Victoria’s population is growing well above its 10-year average, with 127,0 people added in 2016, and 6.1 million now calling the state home, according to the Australian Bureau of Statistics.

Melbourne accommodated the bulk of this growth, and the ABS projects the city could double to 7.95 million by 2046 and top nine million by 2056.

Population growth in Victoria is driving white collar job creation – and these workers tend to congregate in office towers and technology parks close to the city.

“Our challenge is to ensure our planning processes can cope. I don’t think they are adequate to the task at the moment, and we need planning reform,” Teale says.

Melbourne is considered an international exemplar of how to revive a city’s failing fortunes. After decades enduring criticism as a city without soul, Melbourne now routinely tops the table as the world’s most liveable.

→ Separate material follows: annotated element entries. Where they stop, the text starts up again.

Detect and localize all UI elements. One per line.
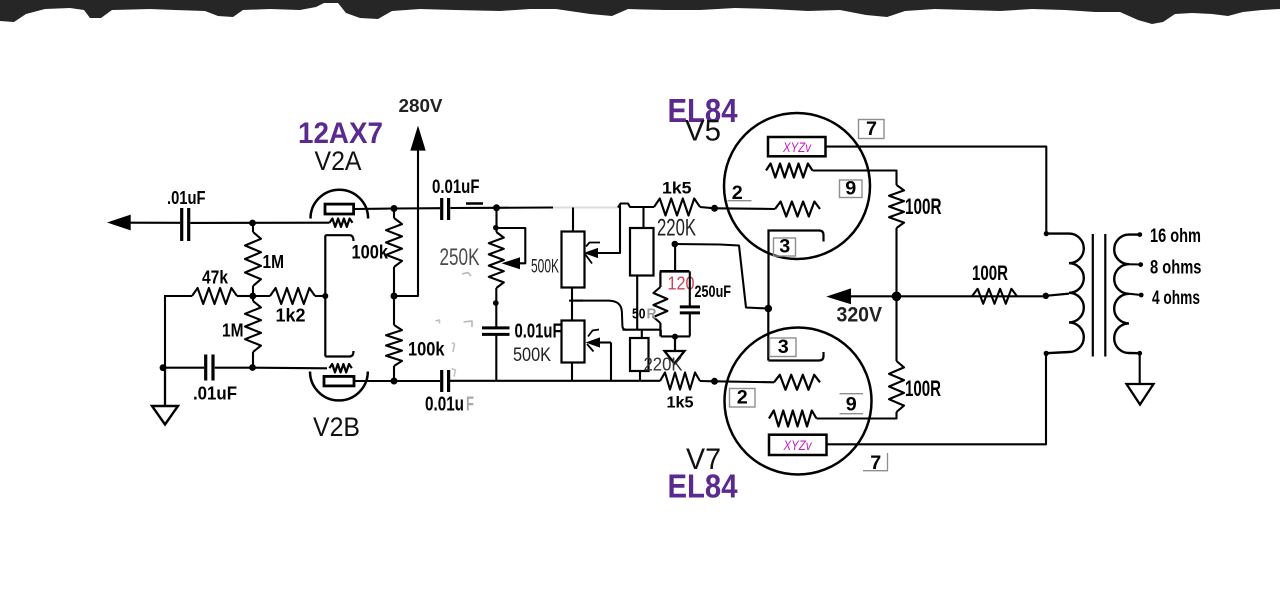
node 4 ohm tap [1139, 293, 1144, 298]
wire C1 to V2A grid [190, 222, 329, 224]
node ground-side junction [160, 364, 167, 371]
capacitor 0.01uF lower coupling [440, 370, 443, 392]
V7 pin 3 box [770, 338, 797, 357]
node centre tap [1043, 293, 1049, 299]
svg-text:1M: 1M [222, 320, 244, 341]
triode V2A envelope arc [311, 190, 369, 219]
capacitor 0.01uF upper coupling [440, 198, 443, 220]
svg-text:2: 2 [737, 388, 748, 409]
svg-text:V2B: V2B [313, 412, 360, 442]
svg-text:.01uF: .01uF [167, 187, 206, 208]
svg-text:XYZv: XYZv [783, 437, 813, 453]
node lower cap junction [249, 364, 256, 371]
resistor 100k lower plate load [386, 325, 402, 366]
bias network top bar [660, 270, 690, 273]
node 320V rail junction [892, 292, 902, 302]
node secondary bottom [1137, 351, 1142, 356]
svg-text:XYZv: XYZv [782, 139, 812, 155]
transformer primary winding [1046, 234, 1084, 354]
tap lead 4 ohms [1129, 294, 1141, 295]
V7 heater/screen zigzag lower [769, 411, 817, 427]
svg-text:1M: 1M [263, 251, 285, 272]
wire bias feed (between boxes to cathode net) [572, 301, 627, 330]
250K wiper arrow [502, 257, 521, 269]
svg-text:220K: 220K [644, 355, 683, 375]
wire to V2B grid [253, 367, 327, 370]
svg-text:100k: 100k [352, 243, 389, 264]
potentiometer 500K lower box [562, 321, 585, 363]
V7 cathode rail [767, 309, 769, 361]
arrow 320V supply [826, 288, 851, 304]
capacitor .01uF input coupling [180, 208, 183, 241]
resistor 1k2 [270, 288, 315, 304]
node V2A plate junction [391, 205, 398, 212]
input arrow (signal to previous stage) [107, 215, 131, 231]
resistor 100R V7 [889, 361, 904, 412]
resistor 120R cathode bias [659, 271, 661, 287]
svg-text:8 ohms: 8 ohms [1150, 258, 1202, 279]
wire V7 plate to transformer [827, 354, 1047, 445]
V7 pin 2 box [730, 389, 756, 408]
capacitor 0.01uF mid (to ground rail) [482, 326, 510, 329]
wire secondary to ground [1139, 353, 1141, 384]
resistor 100k upper plate load [386, 218, 402, 267]
svg-text:9: 9 [846, 395, 857, 416]
svg-text:0.01uF: 0.01uF [515, 321, 562, 343]
svg-text:0.01uF: 0.01uF [432, 177, 480, 198]
wire 100R to 320V node [895, 228, 897, 296]
wire bias to pin3 rail [675, 244, 769, 309]
svg-text:47k: 47k [202, 267, 229, 288]
svg-text:9: 9 [845, 179, 856, 200]
triode V2B envelope arc [310, 372, 368, 401]
resistor 1k5 upper [654, 199, 700, 216]
pentode V5 envelope [724, 113, 870, 259]
V5 pin 9 box [840, 180, 863, 198]
node input/1M junction [249, 220, 256, 227]
svg-text:F: F [466, 394, 474, 416]
resistor 1M upper [245, 232, 261, 286]
node pin3 rail junction [765, 305, 773, 313]
V2B plate [324, 376, 354, 386]
node primary top [1044, 231, 1049, 236]
node B+ junction [391, 293, 398, 300]
svg-text:100R: 100R [972, 262, 1008, 285]
svg-text:100R: 100R [905, 376, 941, 401]
svg-text:7: 7 [866, 119, 877, 140]
wire 220K lower top lead [641, 330, 643, 339]
svg-text:1k2: 1k2 [276, 305, 306, 326]
wire V2A plate to 100k [354, 207, 394, 210]
potentiometer 500K upper box [562, 232, 585, 288]
svg-text:V7: V7 [686, 443, 721, 476]
ground (speaker return) [1127, 384, 1154, 405]
svg-text:500K: 500K [513, 345, 551, 366]
resistor 220K lower box [630, 338, 649, 371]
capacitor .01uF lower [204, 355, 207, 381]
V7 plate box XYZv [769, 435, 827, 455]
wire heater to 100R rail [813, 171, 897, 186]
V5 pin 7 box [859, 120, 885, 139]
wire centre tap lead [1046, 294, 1069, 296]
wire 320V to transformer centre tap [848, 295, 1046, 297]
node V5 grid junction [711, 205, 718, 212]
V2A grid [330, 219, 353, 227]
V2A plate [325, 204, 354, 214]
torn scan edge band (top) [0, 0, 1280, 24]
250K wiper arm [498, 228, 525, 263]
500K upper wiper [597, 204, 620, 253]
wire heater to 100R rail V7 [817, 412, 897, 419]
smudge marks near 250K [462, 273, 471, 277]
transformer secondary winding [1114, 235, 1140, 354]
V5 plate box XYZv [768, 137, 826, 156]
svg-text:250K: 250K [440, 244, 480, 271]
wire jog before 1k5 [618, 204, 654, 208]
wire bottom rail [449, 380, 660, 382]
wire 1k5 to V7 grid [715, 381, 775, 382]
wire to 280V rail [394, 149, 418, 296]
svg-text:16 ohm: 16 ohm [1150, 226, 1201, 247]
resistor 1M lower [245, 301, 261, 352]
resistor 47k feedback [192, 288, 237, 304]
V5 grid zigzag [775, 202, 820, 217]
svg-text:V2A: V2A [315, 146, 362, 176]
svg-text:0.01u: 0.01u [425, 394, 464, 416]
svg-text:250uF: 250uF [695, 282, 732, 301]
resistor 220K upper box [630, 228, 654, 276]
junction tick between 500K boxes [569, 300, 583, 302]
svg-text:V5: V5 [685, 115, 721, 148]
wire 1k5 to V5 grid [700, 207, 715, 208]
svg-text:1k5: 1k5 [667, 395, 694, 412]
node bias junction [672, 241, 679, 248]
pentode V7 envelope [725, 328, 872, 475]
svg-text:220K: 220K [657, 215, 696, 242]
V5 pin 3 box [774, 238, 796, 256]
node cathode tail [322, 293, 328, 299]
svg-text:50: 50 [632, 306, 646, 323]
ground (bias network) [674, 337, 676, 351]
V7 grid zigzag [774, 375, 820, 390]
svg-text:500K: 500K [531, 257, 559, 278]
V7 cathode [769, 352, 824, 361]
wire 220K lower to bottom rail [639, 371, 641, 381]
wire V2B plate to 100k [354, 380, 394, 382]
arrow 280V supply [410, 126, 425, 151]
capacitor 250uF bypass [689, 271, 691, 306]
transformer core [1092, 234, 1094, 357]
V5 heater/screen zigzag upper [766, 164, 813, 178]
wire bias bottom upper level [623, 329, 662, 331]
svg-text:R: R [647, 306, 657, 323]
svg-text:280V: 280V [399, 95, 444, 116]
scan artifact dash [466, 202, 483, 205]
wire feedback left vertical [164, 295, 166, 369]
svg-text:320V: 320V [837, 304, 883, 327]
svg-text:1k5: 1k5 [662, 179, 692, 198]
tap lead 8 ohms [1129, 263, 1141, 265]
node tail junction [249, 293, 256, 300]
node primary bottom [1044, 351, 1049, 356]
faint erased wire segment [553, 207, 618, 209]
wire cathode rail V2A-V2B [324, 235, 326, 356]
ground (input) [164, 368, 166, 406]
svg-text:4 ohms: 4 ohms [1152, 288, 1200, 309]
potentiometer 250K track [489, 232, 504, 288]
500K lower wiper [600, 341, 612, 343]
resistor 100R HT feed [972, 289, 1017, 304]
node 250K top [493, 204, 500, 211]
node 8 ohm tap [1138, 262, 1143, 267]
node V7 grid junction [711, 378, 718, 385]
V2B cathode [325, 351, 353, 357]
svg-text:100R: 100R [905, 194, 942, 219]
wire V5 plate to transformer [826, 147, 1047, 234]
wire bias step down [660, 330, 662, 337]
V5 cathode [769, 231, 824, 309]
wire down to 250K [495, 208, 497, 232]
wire main top rail [497, 206, 554, 208]
wire 220K upper bottom lead [636, 276, 638, 330]
V2A cathode [325, 235, 353, 241]
svg-text:.01uF: .01uF [193, 383, 237, 404]
wire 100R V7 to 320V node [895, 296, 897, 361]
node V2B plate junction [391, 378, 398, 385]
V2B grid [329, 364, 351, 372]
svg-text:3: 3 [779, 237, 790, 258]
svg-text:3: 3 [778, 337, 789, 358]
node 16 ohm tap [1137, 232, 1142, 237]
resistor 1k5 lower [660, 373, 700, 390]
wire wiper to bottom rail [610, 343, 612, 381]
node bias ground junction [672, 334, 678, 340]
svg-text:100k: 100k [408, 340, 445, 361]
resistor 100R V5 grid stopper [889, 185, 904, 228]
wire bias bottom lower level [661, 335, 690, 337]
wire input arrow to C1 [129, 222, 180, 224]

A large-scale and coordinated set of actions, including the highly-successful Postcode 3000 strategy, drove the conversion of lower-grade office stock and the construction of new apartments. More than 30,000 people now live in the CBD, and more pedestrians walk along Bourke Street each day than they do London’s Oxford Street.

Teale commends the policies for creating a vibrant 24-hour city with a flourishing night-time economy. “More people are in the city at night, but crime rates have come down because the streets are busier and safer,” he says.

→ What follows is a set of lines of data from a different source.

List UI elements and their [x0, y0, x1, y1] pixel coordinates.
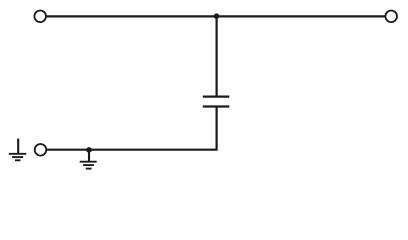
terminal top-right: [385, 10, 397, 22]
wire junction to capacitor: [216, 16, 218, 96]
node junction bottom PE: [86, 147, 92, 153]
terminal top-left: [34, 10, 46, 22]
capacitor C1 bottom plate: [203, 105, 230, 107]
ground PE on bottom bus: [80, 150, 97, 169]
wire top bus: [47, 15, 386, 17]
wire capacitor to bottom bus: [47, 107, 217, 150]
terminal bottom-left: [35, 144, 47, 156]
ground rail symbol left: [9, 139, 27, 161]
node junction top: [214, 13, 220, 19]
capacitor C1 top plate: [203, 95, 230, 97]
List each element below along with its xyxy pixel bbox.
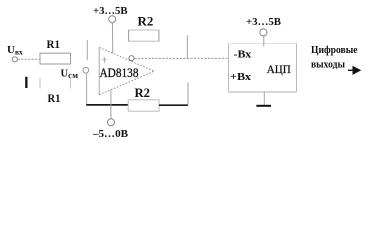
- resistor R2 (top feedback): [129, 15, 159, 42]
- wire: node A vertical (R1/+IN to top R2): [86, 40, 88, 60]
- wire: bottom R2 to +OUT node (thick + vertical): [159, 83, 188, 106]
- svg-text:АЦП: АЦП: [267, 62, 291, 76]
- arrow: digital output bus: [348, 66, 361, 75]
- input terminal circle: [12, 57, 17, 62]
- svg-text:+3…5В: +3…5В: [93, 5, 128, 17]
- wire: node C to bottom R2 (thick): [86, 104, 128, 106]
- resistor R1 (top): [40, 39, 71, 64]
- op-amp U1 AD8138: [99, 47, 154, 94]
- svg-text:R2: R2: [135, 86, 151, 100]
- resistor R1 (bottom): [40, 78, 71, 106]
- svg-text:AD8138: AD8138: [100, 66, 139, 80]
- resistor R2 (bottom feedback): [128, 86, 159, 111]
- svg-text:Цифровые: Цифровые: [311, 45, 358, 56]
- wire: input terminal to R1: [18, 58, 40, 60]
- power terminal +3...5V (right): [246, 16, 282, 47]
- svg-text:–5…0В: –5…0В: [92, 128, 129, 140]
- ground (under ADC): [256, 92, 271, 107]
- wire: -OUT to ADC -Bx input: [134, 57, 228, 59]
- svg-text:R2: R2: [138, 15, 154, 29]
- svg-text:+3…5В: +3…5В: [246, 16, 282, 28]
- svg-text:+Вх: +Вх: [230, 71, 252, 83]
- wire: node C vertical (Ucm down to bottom R2 rail): [86, 73, 88, 105]
- power terminal -5...0V: [92, 90, 129, 139]
- power terminal +3...5V (left): [93, 5, 128, 54]
- svg-text:R1: R1: [47, 39, 61, 51]
- svg-text:-Вх: -Вх: [234, 48, 252, 60]
- label digital outputs (Цифровые выходы): [311, 45, 358, 70]
- svg-text:R1: R1: [48, 93, 61, 105]
- label Ucm with terminal circle: [61, 67, 89, 80]
- svg-text:Uвх: Uвх: [7, 44, 23, 57]
- wire: top R2 to -OUT node (vertical): [186, 35, 188, 58]
- ground (input side plate): [25, 77, 27, 88]
- svg-text:Uсм: Uсм: [61, 68, 79, 80]
- svg-text:выходы: выходы: [311, 58, 346, 70]
- ADC box: [229, 44, 297, 93]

But with only a finite amount of space in the CBD, residential and commercial development compete for space.

Policies like Postcode 3000 have been “phenomenally successful” but “we now have an issue of how we preserve commercial sites. We need to strike the right balance.”

The latest Office Market Report, published by the Property Council in August, found that Melbourne’s vacancy rate of 6.5 per cent is the second lowest in the country.

The 30,606 sqm of new supply was matched by 21,430 sqm of net absorption and 7,183 sqm of withdrawals in the six months to July 2017.

The Property Council currently has research underway to examine the drivers of the commercial property market and the policies necessary to provide a steady supply of high quality commercial office space.

Decentralising growth can ease the pressure on supply, and Teale points to the relocation of the Transport Accident Commission to Geelong as a good example of this strategy.

“But the simple fact is that 70 per cent of people moving to Victoria each year want to live in metropolitan Melbourne – and at least half of those want to live in the CBD.”

The planning scheme amendment C270, introduced in November 2016, introduces controls to the Hoddle grid in the CBD and Southbank. Among the amendments are mandatory plot ratios, building set-backs and height restrictions.

Teale says the Property Council argued that the C270 amendments, particularly as 18:1 plot ratios, favour residential development.

The Property Council’s commercial office taskforce is currently working with the Victorian Government on a long-term strategy to plan for growth, and Teale says “no other industry association has ownership of CBD interests like the Property Council”.

“We don’t have all the answers yet, but we do know that people moving to Melbourne want to work in the city. That’s where the jobs are.

“It’s a joint challenge for government and industry, and we need to work together to develop long-term, strategic solutions,” he concludes.